Sam & Karen from Lexington

 

Before lunch we managed to see a whole herd of buffalos in the far distance. 


We stopped at this camp to have lunch and ...

  

...yes this was cold too considering that the lunch was outside. 2 days ago it must have been a true pleasure, today it was a bit different. The cold was primarily due to the cold wind. The driver were at least smart, they parked the cars so that we could have some shelter from the wind. 

  

At the camp were a few “tamed” wild animals, such as the kudu and the warthog.

 

… and these beautiful animals. Sorry, no name for this one.


Bob from Lexington walking around with some other wild animals….


The cold did not prevent these two from appreciating an ice-cream!

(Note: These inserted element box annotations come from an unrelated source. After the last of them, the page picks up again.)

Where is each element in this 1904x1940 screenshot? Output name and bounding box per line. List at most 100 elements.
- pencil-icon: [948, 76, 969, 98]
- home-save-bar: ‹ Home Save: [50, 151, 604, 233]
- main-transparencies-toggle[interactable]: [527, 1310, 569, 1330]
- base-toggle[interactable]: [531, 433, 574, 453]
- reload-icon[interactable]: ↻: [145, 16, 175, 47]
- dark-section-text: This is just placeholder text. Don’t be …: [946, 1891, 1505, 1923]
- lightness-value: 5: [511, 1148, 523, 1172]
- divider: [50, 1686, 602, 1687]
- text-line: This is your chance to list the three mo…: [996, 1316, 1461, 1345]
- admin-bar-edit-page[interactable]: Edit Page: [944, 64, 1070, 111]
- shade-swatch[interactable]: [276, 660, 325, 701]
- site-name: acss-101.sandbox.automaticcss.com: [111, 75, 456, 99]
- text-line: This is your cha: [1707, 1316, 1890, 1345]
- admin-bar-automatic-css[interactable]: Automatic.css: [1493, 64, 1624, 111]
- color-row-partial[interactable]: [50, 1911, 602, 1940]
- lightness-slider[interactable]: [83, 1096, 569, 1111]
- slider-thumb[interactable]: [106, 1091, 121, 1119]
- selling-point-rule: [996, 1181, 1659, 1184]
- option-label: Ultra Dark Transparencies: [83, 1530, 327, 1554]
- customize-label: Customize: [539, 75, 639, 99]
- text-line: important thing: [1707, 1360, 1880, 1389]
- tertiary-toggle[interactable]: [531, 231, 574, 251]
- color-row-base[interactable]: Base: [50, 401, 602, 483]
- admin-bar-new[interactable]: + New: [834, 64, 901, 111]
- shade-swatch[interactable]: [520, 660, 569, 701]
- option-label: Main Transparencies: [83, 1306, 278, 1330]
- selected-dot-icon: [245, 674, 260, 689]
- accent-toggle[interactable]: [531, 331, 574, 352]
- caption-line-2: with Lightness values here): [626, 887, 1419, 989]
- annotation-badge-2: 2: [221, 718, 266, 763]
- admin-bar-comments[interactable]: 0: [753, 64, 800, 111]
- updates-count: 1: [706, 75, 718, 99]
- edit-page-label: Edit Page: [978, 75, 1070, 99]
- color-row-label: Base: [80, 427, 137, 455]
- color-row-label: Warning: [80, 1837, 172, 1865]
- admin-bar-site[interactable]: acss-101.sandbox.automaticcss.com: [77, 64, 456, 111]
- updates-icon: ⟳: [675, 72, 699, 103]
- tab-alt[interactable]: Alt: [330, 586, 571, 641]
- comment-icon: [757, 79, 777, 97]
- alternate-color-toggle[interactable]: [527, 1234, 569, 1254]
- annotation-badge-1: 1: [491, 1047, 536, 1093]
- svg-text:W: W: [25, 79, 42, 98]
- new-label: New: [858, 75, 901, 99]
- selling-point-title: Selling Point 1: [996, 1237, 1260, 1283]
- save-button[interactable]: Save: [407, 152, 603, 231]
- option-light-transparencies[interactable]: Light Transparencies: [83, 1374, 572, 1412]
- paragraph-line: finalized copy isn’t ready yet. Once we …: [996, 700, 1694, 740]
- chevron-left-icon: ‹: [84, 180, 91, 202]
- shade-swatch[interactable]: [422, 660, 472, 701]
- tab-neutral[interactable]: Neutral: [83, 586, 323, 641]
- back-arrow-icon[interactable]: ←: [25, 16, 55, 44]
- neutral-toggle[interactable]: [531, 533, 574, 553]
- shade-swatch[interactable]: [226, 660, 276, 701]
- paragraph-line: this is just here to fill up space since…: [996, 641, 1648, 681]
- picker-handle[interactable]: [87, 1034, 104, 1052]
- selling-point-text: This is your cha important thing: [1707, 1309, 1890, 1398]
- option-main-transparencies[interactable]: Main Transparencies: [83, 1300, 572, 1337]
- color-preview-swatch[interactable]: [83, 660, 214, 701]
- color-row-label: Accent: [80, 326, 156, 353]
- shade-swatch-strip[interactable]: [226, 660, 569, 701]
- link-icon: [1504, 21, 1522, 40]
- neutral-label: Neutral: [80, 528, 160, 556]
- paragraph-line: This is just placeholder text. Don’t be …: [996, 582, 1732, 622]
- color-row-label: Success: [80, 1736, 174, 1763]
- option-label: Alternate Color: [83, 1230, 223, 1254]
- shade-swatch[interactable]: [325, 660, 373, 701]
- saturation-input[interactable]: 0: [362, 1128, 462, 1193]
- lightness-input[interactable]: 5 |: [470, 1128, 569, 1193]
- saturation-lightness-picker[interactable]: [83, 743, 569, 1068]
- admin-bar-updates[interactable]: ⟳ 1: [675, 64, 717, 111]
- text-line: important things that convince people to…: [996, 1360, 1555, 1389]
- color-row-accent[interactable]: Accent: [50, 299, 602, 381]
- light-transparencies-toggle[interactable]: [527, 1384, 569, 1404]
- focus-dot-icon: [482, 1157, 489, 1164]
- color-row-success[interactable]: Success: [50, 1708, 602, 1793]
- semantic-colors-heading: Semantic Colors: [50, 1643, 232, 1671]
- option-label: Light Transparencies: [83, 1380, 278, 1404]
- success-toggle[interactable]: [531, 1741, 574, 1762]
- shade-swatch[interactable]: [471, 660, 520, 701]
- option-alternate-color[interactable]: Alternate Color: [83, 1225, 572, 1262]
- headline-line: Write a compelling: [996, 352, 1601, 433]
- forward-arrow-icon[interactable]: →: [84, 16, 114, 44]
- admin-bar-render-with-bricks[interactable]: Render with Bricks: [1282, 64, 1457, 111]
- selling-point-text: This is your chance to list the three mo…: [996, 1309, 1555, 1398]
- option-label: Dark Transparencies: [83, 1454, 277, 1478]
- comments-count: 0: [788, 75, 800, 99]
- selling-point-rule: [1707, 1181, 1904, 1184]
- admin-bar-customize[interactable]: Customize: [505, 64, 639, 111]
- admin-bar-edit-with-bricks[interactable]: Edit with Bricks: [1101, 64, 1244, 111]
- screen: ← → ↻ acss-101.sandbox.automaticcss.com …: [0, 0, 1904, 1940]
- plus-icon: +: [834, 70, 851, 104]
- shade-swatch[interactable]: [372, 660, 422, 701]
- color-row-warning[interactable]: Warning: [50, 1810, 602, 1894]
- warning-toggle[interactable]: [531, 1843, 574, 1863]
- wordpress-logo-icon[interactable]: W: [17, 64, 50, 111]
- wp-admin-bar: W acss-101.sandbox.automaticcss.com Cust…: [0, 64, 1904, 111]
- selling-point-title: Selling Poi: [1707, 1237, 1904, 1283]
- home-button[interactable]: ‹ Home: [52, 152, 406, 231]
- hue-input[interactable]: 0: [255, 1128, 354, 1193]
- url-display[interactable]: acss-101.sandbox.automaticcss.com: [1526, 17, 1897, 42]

Just outside of the camp as we left to continue our tour, a family of warthog crossed our path. 

 

We could see that they were joining “Daddy” who sat just beside our car. It looked quite impressive and we must admit that they are probably not one of the most beautiful creatures in South Africa, however very fascinating with all their horns sticking out. 

 

In the afternoon we were fortunate to be close to rhinos. It was a mother with its baby. Amazing how close they were!

  

  

We are now even more lucky as behind the rhinos in the far distance in the bushes we could distinguish lions! A male and a female. 

 

We continued further at stopped by a river where we saw these cute apes. 

     

The dung beetle is an interesting creature. Dung beetles are beetles that feed partly or exclusively on dung. A dung beetle can bury dung 250 times heavier than itself in one day. Many dung beetles, known as rollers, roll dung into round balls, which are used as a food source or breeding chambers. 

  

This Alex thought disgusting. Only 30 min later we heard Inez screaming her head off like if she was being killed!…. a dung beetle had flown into our car which Anne saw, so instantly she lowered her head and behind sat Inez. Inez had just got the dung beetle flying right on to her cheek! Yes we had a good laugh aftwards. 

 

The zebras are really beautiful animals. and we managed to see plenty of them!

  

Alex and the zebras

  

A short stop 

  

More wild beests...

  

...and a mama warthog with her babies. 

 

Enjoying more of the landscape

  

 

A cold however very enjoyable safari!

  

On our way home, the sun came and we bought lovely pineapples from this lady having her store just by the motorway. A sight we would never see in our so well arranged and protected Europe..

 

Coming back to the marina, we saw the amount of waves coming into the marina due to the storm. Today the marina was closed, meaning that they did not allow anyone to leave the harbour. 


Alex finding a new friend in Daniel and Inez in Michelle. Two lovely kids from the UK sailing on a catamaran their parents bought as a dream to charter in the Seychelles.